Противоречивость жизни на стыках мира и войны обусловливала поразительную, порой парадоксальную несочетаемость частей художественной структуры, их, казалось бы, невозможное — и все же в условиях войны вполне реальное — единство. В «Пулковском меридиане» В. Инбер «роскошь зимы, ее великолепья и щедрóты», которым так радовался бы человек в условиях нормальной, мирной жизни, становятся бедствием для жителей осажденного врагом Ленинграда. А коли так — меняется и их эстетическая оценка и функция. «Кристальные просторы, хрусталь садов и серебро воды», — к чему все это «в городе, в котором больных и мертвых множатся ряды»?! Здесь, в этих условиях подобные красóты воспринимаются как кощунство, — «закрыть бы их! Закрыть, как зеркалá в дому, куда недавно смерть вошла». Даже красота заката веет в поэме Инбер «лютой нежностью». Эпитет «лютый» мы издавна привыкли воспринимать в совсем ином контексте, рождающем совсем иные ассоциации: «лютый враг», «лютая злоба», «лютая ненависть»… И вдруг — «лютая нежность»! Поразительное словосочетание; сколько подспудной горечи, не рассказанных жизненных драм вмещает оно…
В поэтической структуре фронтовых стихов вообще тесно сплетены высокое — и бытовое, повседневное.
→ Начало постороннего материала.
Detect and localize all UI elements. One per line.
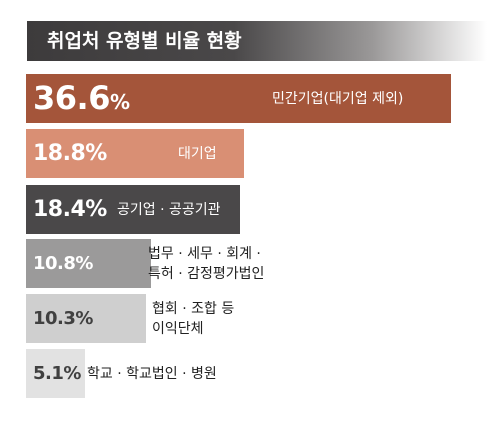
bar — [26, 185, 240, 234]
category-label-line: 협회 · 조합 등 — [152, 301, 235, 317]
value-number: 36.6 — [33, 79, 110, 117]
category-label-line: 대기업 — [178, 146, 217, 162]
value-number: 5.1% — [33, 363, 81, 384]
category-label: 공기업 · 공공기관 — [117, 200, 221, 220]
value-number: 18.4% — [33, 197, 107, 222]
value-number: 18.8% — [33, 141, 107, 166]
category-label-line: 법무 · 세무 · 회계 · — [148, 246, 261, 262]
bar — [26, 129, 244, 178]
category-label-line: 공기업 · 공공기관 — [117, 202, 221, 218]
category-label: 법무 · 세무 · 회계 · 특허 · 감정평가법인 — [148, 244, 264, 284]
category-label-line: 민간기업(대기업 제외) — [272, 91, 404, 107]
category-label-line: 특허 · 감정평가법인 — [148, 266, 265, 282]
value-unit: % — [109, 90, 130, 114]
category-label: 학교 · 학교법인 · 병원 — [87, 364, 217, 384]
category-label-line: 학교 · 학교법인 · 병원 — [87, 366, 217, 382]
bar — [26, 349, 85, 398]
value-number: 10.3% — [33, 308, 93, 329]
value-number: 10.8% — [33, 253, 93, 274]
bar — [26, 294, 146, 343]
value-label: 18.4% — [33, 185, 107, 234]
bar — [26, 74, 451, 123]
value-label: 18.8% — [33, 129, 107, 178]
value-label: 10.3% — [33, 294, 93, 343]
bar — [26, 239, 151, 288]
category-label: 민간기업(대기업 제외) — [272, 89, 403, 109]
title-bar — [27, 21, 487, 61]
value-label: 36.6% — [33, 74, 130, 127]
category-label-line: 이익단체 — [152, 321, 204, 337]
value-label: 10.8% — [33, 239, 93, 288]
chart-title: 취업처 유형별 비율 현황 — [47, 30, 242, 52]
value-label: 5.1% — [33, 349, 81, 398]
category-label: 대기업 — [178, 144, 217, 164]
С одной стороны — «завалящая пила», что «так-то ладно, так-то складно» пошла в руках у Теркина (А. Твардовский); с другой —
О, древнее орудие земное,
Лопата, верная сестра земли…
(О. Берггольц)
С одной —
Война… совсем не фейерверк,
А просто — трудная работа,
Когда — черна от пота — вверх
Скользит по пахоте пехота…
(М. Кульчицкий);
с другой —
В те дни исчез, отхлынул быт. И смело
В свои права вступило Бытие.
(О. Берггольц)
Высокое и «низкое»: испытания, требующие наивысшего напряжения человеческого духа, заставляющие вспомнить те, что запечатлены в древних мифах («про девушек, библейскими гвоздями распятых на райкомовских дверях», напишет в те дни С. Наровчатов), — и повседневность этих испытаний, дни и ночи войны («А война была четыре года. Долгая была война». — Б. Слуцкий), суровый реализм и высокая романтика — все это живет в военной поэзии, все связано, как было связано в самой жизни тех лет.
Вглядимся в самые, казалось бы, «прозаичные», обыденные из стихов войны — не о подвиге в его высшем, мгновенном озарении, а именно о суровом, каждодневном труде войны, ее буднях. Полемика с ложной романтикой, с иллюзорностью довоенных представлений в них налицо, — но означало ли это отход от всякой романтики, подавление бытия — бытом? Нет, перегрызенная военнопленным гайка (из уже упоминавшегося стихотворения Г. Люшнина) — не только бытовая реалия: она вырастает до символа нашей духовной стойкости, бессмертия нашего дела. И то «болото» (из одноименного стихотворения С. Аракчеева), в котором «от застоя дохла мошкара» и даже мины «не хотели рваться» — настолько оно отвратительно, — тоже зарисовано не только для зримости пейзажа: пребывание в нем становится мерой стойкости: «…если б не было за ним Берлина, мы б ни за что туда не забрели».